II. Le triomphe de la victime à la faveur de l’argument psychanalytique

L’exigence psychiatrique d’une modification de l’article 64 du Code Pénal est ancienne, comme nous venons de le voir. La réforme de l’article si controversé va avoir lieu en 1992, après de multiples projets. Plusieurs questions se posent alors : qui d'autre que les psychiatres est à l’origine d’une telle modification ? Que va changer en pratique le nouveau texte législatif ?

Sur le premier point, l’étude de la genèse de la réforme est de nature à valider l’hypothèse d’une collusion entre l’argument psychiatrique et la prise en compte politique, non du malade mental délinquant principalement, mais de sa victime.

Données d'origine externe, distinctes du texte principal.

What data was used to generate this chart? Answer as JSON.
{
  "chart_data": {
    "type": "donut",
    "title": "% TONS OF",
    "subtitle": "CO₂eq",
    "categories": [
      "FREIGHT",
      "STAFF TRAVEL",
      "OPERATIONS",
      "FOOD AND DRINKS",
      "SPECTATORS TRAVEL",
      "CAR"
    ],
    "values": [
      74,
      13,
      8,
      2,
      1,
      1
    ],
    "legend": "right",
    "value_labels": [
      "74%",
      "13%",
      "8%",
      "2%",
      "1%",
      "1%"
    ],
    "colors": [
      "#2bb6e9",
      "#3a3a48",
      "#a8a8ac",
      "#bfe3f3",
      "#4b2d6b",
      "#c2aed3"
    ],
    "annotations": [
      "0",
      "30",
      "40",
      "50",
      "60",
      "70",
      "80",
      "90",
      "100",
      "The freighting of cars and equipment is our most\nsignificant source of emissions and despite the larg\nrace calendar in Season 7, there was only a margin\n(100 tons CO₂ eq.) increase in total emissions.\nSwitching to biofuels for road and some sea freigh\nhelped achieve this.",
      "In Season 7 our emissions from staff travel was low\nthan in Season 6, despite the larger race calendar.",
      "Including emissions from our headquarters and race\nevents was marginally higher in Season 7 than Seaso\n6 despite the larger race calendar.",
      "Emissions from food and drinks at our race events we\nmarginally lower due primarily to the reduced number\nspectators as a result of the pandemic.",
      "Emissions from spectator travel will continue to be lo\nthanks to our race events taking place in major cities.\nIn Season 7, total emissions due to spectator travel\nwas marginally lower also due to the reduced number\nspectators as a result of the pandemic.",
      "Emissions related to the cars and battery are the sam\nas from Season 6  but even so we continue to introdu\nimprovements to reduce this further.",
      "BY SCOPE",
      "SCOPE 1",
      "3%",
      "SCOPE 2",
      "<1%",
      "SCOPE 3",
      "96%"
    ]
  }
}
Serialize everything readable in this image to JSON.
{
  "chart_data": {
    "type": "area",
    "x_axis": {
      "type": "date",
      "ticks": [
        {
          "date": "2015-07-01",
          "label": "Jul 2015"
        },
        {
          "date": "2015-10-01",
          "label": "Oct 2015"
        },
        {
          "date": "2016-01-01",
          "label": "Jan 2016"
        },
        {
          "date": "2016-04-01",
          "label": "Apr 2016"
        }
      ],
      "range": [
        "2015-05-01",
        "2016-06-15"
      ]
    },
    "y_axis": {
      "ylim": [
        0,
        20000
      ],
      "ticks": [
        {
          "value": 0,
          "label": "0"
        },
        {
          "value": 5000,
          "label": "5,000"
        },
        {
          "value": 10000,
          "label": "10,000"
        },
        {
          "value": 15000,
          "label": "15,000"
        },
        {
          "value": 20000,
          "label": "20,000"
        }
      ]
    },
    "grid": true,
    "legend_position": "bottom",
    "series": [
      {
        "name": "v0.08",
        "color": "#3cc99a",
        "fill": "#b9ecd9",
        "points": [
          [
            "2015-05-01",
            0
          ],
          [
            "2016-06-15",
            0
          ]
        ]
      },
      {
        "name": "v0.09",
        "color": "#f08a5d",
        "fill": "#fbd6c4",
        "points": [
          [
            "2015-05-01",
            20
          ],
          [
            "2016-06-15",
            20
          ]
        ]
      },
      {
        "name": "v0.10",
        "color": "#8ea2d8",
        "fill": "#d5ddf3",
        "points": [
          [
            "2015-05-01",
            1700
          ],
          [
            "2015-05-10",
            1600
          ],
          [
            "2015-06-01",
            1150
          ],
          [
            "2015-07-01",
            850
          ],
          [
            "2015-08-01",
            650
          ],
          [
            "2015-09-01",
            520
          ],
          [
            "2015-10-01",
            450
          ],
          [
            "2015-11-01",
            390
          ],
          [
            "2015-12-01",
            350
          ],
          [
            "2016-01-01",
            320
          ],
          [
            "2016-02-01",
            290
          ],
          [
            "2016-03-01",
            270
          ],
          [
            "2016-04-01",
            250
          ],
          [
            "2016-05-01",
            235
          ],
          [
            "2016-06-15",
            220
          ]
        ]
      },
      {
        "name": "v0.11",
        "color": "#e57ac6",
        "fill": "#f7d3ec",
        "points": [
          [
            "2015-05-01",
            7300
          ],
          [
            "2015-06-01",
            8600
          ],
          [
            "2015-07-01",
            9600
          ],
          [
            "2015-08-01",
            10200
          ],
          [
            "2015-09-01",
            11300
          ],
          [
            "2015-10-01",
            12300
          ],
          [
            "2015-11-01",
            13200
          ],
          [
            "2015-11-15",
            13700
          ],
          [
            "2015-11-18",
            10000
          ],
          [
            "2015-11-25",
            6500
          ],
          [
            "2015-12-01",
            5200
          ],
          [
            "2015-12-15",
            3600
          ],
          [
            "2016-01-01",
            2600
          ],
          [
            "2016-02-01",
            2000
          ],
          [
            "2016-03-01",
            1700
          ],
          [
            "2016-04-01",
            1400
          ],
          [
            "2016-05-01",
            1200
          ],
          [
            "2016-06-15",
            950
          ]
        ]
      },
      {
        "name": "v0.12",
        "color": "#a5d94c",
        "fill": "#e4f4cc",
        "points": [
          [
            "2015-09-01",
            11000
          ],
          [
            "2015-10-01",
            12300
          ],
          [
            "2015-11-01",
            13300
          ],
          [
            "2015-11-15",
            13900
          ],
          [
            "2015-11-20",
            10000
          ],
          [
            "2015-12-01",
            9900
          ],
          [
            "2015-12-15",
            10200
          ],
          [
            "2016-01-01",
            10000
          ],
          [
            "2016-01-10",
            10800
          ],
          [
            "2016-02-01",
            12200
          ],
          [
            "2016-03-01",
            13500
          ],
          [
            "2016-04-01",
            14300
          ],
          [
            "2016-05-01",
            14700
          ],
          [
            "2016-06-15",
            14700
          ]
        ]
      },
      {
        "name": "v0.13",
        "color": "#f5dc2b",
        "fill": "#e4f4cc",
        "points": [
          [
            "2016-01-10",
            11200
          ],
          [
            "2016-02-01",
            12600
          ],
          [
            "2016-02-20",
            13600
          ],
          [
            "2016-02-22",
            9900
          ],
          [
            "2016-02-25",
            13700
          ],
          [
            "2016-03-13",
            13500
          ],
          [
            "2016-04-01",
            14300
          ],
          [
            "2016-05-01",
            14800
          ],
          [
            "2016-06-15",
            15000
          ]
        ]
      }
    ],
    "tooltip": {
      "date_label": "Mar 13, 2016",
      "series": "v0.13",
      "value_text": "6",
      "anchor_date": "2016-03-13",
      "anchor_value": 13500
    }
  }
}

Sur le second point, il s’agira, après avoir constaté le caractère très relatif de l’utilité des statistiques officielles en la matière, de montrer comment le nouvel article du Code Pénal, étudié dans un contexte juridique élargi, révèle un changement dans la détermination des peines prononcées à l’égard de personnes atteintes de troubles mentaux : l’existence de nouvelles modalités en terme de peine modifie en retour le débat sur la responsabilité pénale du malade mental. Dès lors, il ne s’agit plus de réfléchir sur l’alternative "soigner et punir", mais bien sur les possibilités concrètes du soin en prison ou de la détention en milieu hospitalier. Le bilan de ce nouveau modèle, établi par la profession psychiatrique elle-même, nous fournira enfin un matériau propre à la mise en valeur de la persistance de la contradiction épistémologique évoquée précédemment.